While exploring Banda Aceh, take a moment to reflect on the devastating tsunami of 2004. Around 150,000 people were killed in the Tsunami and probably everone you will meet has been affected one way or another. The city has been fully rebuilt, and the Museum Tsunami Aceh serves as a somber reminder of the resilience and strength of the local community. Read more here.

Culinary Delights

Savor the unique flavors of Acehnese cuisine, renowned for its aromatic spices. Try local specialties like nasi goreng Aceh (Aceh fried rice), mie Aceh (Aceh noodles), and the flavorful Acehnese coffee. Many dishes have also been influenced by Arab, Persian, and Indian traders back in the days. Streetfood is also common and many street vendors roam the streets after sunset to sell mie goreng or sate skewers. Read more about the famous Acehnese cuisine.

Wood Beach Cafe is popular among foreign tourists for its vibes and food.


Alcohol is a big no under the Sharia Law. You’ll never see alcohol being sold openly in bars or shops. However, hotels and restaurants may make an exception for international guests.

Sharia and Dress Code

Banda Aceh is known for its adherence to Sharia law and it can be a bit scary for tourists. Sharia law, often referred to simply as Sharia, is a set of Islamic principles and guidelines derived from the Quran (the holy book of Islam) and the Sunnah (the teachings and practices of the Prophet Muhammad). It serves as a comprehensive moral and legal framework governing various aspects of Muslim life, including personal conduct, family matters, business transactions, and criminal justice.

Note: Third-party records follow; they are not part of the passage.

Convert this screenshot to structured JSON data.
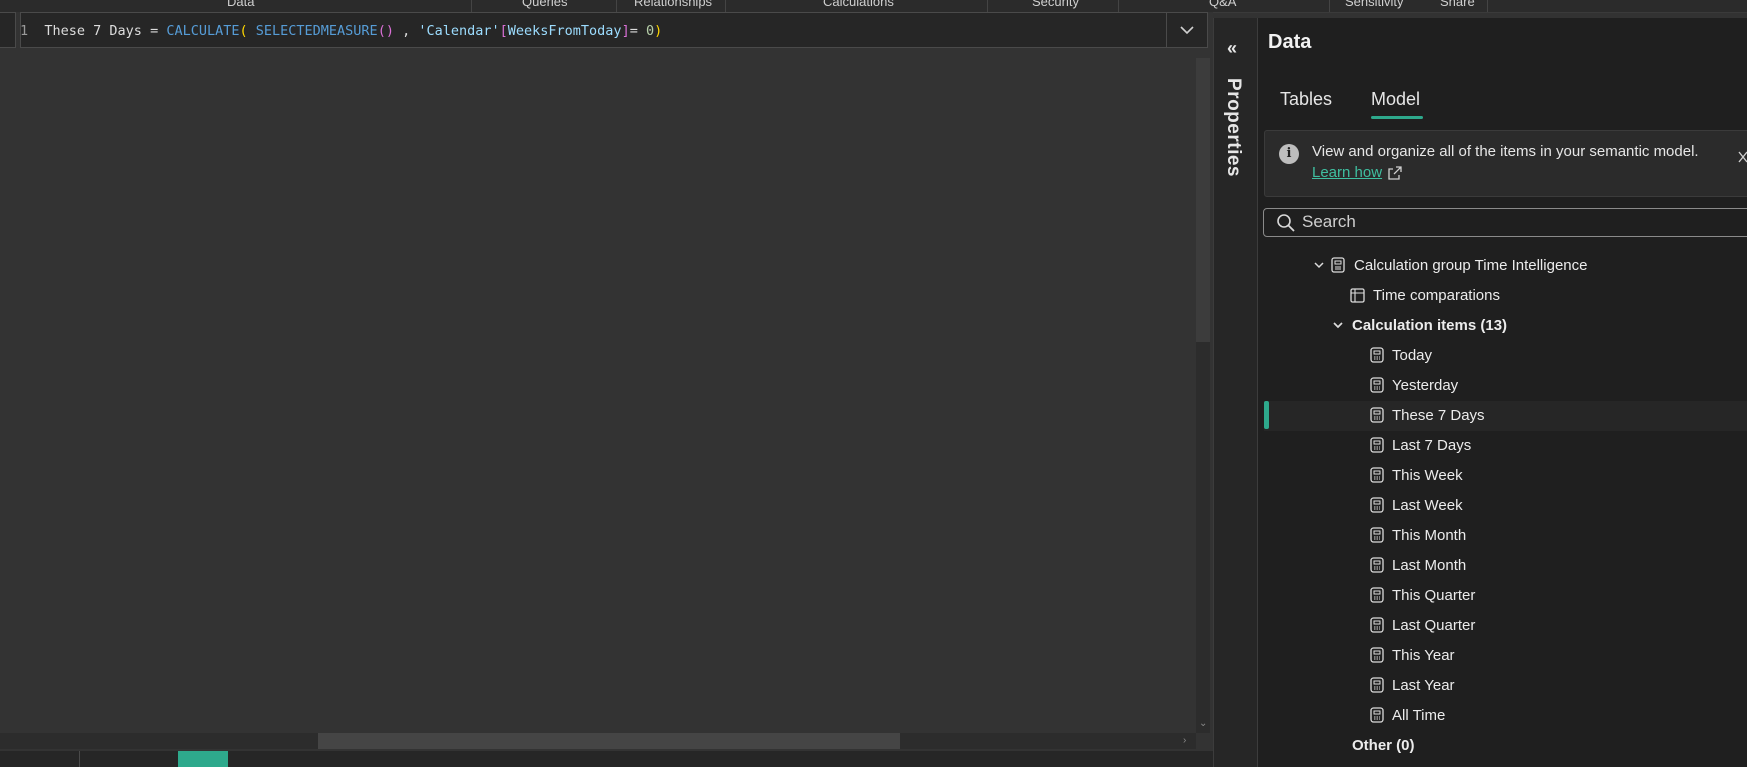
{
  "ribbon": {
    "tabs": [
      "Data",
      "Queries",
      "Relationships",
      "Calculations",
      "Security",
      "Q&A",
      "Sensitivity",
      "Share"
    ]
  },
  "editor": {
    "line_number": "1",
    "code": {
      "name": "These 7 Days",
      "eq": " = ",
      "fn1": "CALCULATE",
      "p1": "( ",
      "fn2": "SELECTEDMEASURE",
      "p2": "()",
      "comma": " , ",
      "table": "'Calendar'",
      "b_open": "[",
      "column": "WeeksFromToday",
      "b_close": "]",
      "op": "= ",
      "num": "0",
      "p3": ")"
    }
  },
  "properties": {
    "label": "Properties"
  },
  "data_pane": {
    "title": "Data",
    "tabs": {
      "tables": "Tables",
      "model": "Model"
    },
    "active_tab": "Model",
    "info": {
      "text": "View and organize all of the items in your semantic model.",
      "link": "Learn how"
    },
    "search": {
      "placeholder": "Search",
      "value": ""
    },
    "tree": {
      "group": "Calculation group Time Intelligence",
      "column": "Time comparations",
      "items_header": "Calculation items (13)",
      "items": [
        "Today",
        "Yesterday",
        "These 7 Days",
        "Last 7 Days",
        "This Week",
        "Last Week",
        "This Month",
        "Last Month",
        "This Quarter",
        "Last Quarter",
        "This Year",
        "Last Year",
        "All Time"
      ],
      "selected": "These 7 Days",
      "other": "Other (0)"
    }
  },
  "colors": {
    "accent": "#2ea98c",
    "background": "#323232",
    "pane": "#1f1f1f"
  }
}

It’s important to understand that Sharia law is deeply rooted in Islamic theology and tradition, and its interpretation and application continue to evolve in response to changing societal norms and circumstances. While it remains a significant aspect of Islamic jurisprudence, its implementation varies across different cultures and contexts.

While the atmosphere in Banda Aceh is generally tolerant, visitors should be respectful of local customs. Dress modestly, particularly when visiting religious sites. That means long pants and long shirts, especially for women. Women have to wear a headscarf when entering mosques. When visiting the Grand Mosque you can rent a full body cape. Swimming in a bikini on the beach is forbidden, for hotel pools please check the hotel’s guidelines or ask the staff to be sure.

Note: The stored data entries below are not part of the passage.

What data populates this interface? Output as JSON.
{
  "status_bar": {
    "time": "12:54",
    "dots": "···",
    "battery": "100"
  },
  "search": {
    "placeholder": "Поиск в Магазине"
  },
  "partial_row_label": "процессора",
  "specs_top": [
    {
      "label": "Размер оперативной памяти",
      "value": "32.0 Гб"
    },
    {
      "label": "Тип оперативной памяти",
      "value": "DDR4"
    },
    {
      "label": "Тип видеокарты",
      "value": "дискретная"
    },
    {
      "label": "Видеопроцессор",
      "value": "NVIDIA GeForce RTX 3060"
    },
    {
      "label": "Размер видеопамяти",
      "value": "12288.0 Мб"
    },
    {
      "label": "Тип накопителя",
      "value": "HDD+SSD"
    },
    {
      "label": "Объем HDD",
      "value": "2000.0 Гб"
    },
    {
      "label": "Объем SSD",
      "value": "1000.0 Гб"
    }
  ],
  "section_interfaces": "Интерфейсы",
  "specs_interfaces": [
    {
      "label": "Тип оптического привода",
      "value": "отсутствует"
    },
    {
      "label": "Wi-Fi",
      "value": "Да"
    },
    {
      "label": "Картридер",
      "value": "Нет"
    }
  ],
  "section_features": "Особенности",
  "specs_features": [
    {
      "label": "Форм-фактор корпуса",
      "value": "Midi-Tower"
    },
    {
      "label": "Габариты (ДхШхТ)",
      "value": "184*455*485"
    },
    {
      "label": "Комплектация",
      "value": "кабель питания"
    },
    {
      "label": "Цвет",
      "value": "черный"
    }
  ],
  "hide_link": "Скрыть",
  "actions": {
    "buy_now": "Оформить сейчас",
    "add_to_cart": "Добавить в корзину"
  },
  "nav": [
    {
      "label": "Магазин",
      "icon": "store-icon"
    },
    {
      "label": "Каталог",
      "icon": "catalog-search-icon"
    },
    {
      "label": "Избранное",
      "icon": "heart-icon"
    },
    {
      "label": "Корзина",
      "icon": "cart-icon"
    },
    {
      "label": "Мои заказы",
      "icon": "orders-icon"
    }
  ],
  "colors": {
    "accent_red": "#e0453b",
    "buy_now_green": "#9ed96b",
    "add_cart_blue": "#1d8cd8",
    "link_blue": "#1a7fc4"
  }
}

Non married couples are not allowed to stay in one room in some hotels. However, this sometimes does not apply for foreign tourists. As far as we know Seventeen Hotel allows unmarried couples to stay together. To be sure, please contact the hotel beforehand. Furthermore acts of affection, like kissing or holding hands, should be avoided when roaming around the city.

Most shops and sights are closed on Fridays as well as during praying times in the evening.

Final Thoughts

Banda Aceh beckons travelers with its resilient spirit, historical significance, and vibrant culture. Don’t let Aceh’s strict Sharia laws stop you from visiting Banda Aceh. If you want to visit Pulau Weh, we recommend adding a night or two in Banda Aceh before or after your trip to Pulau Weh.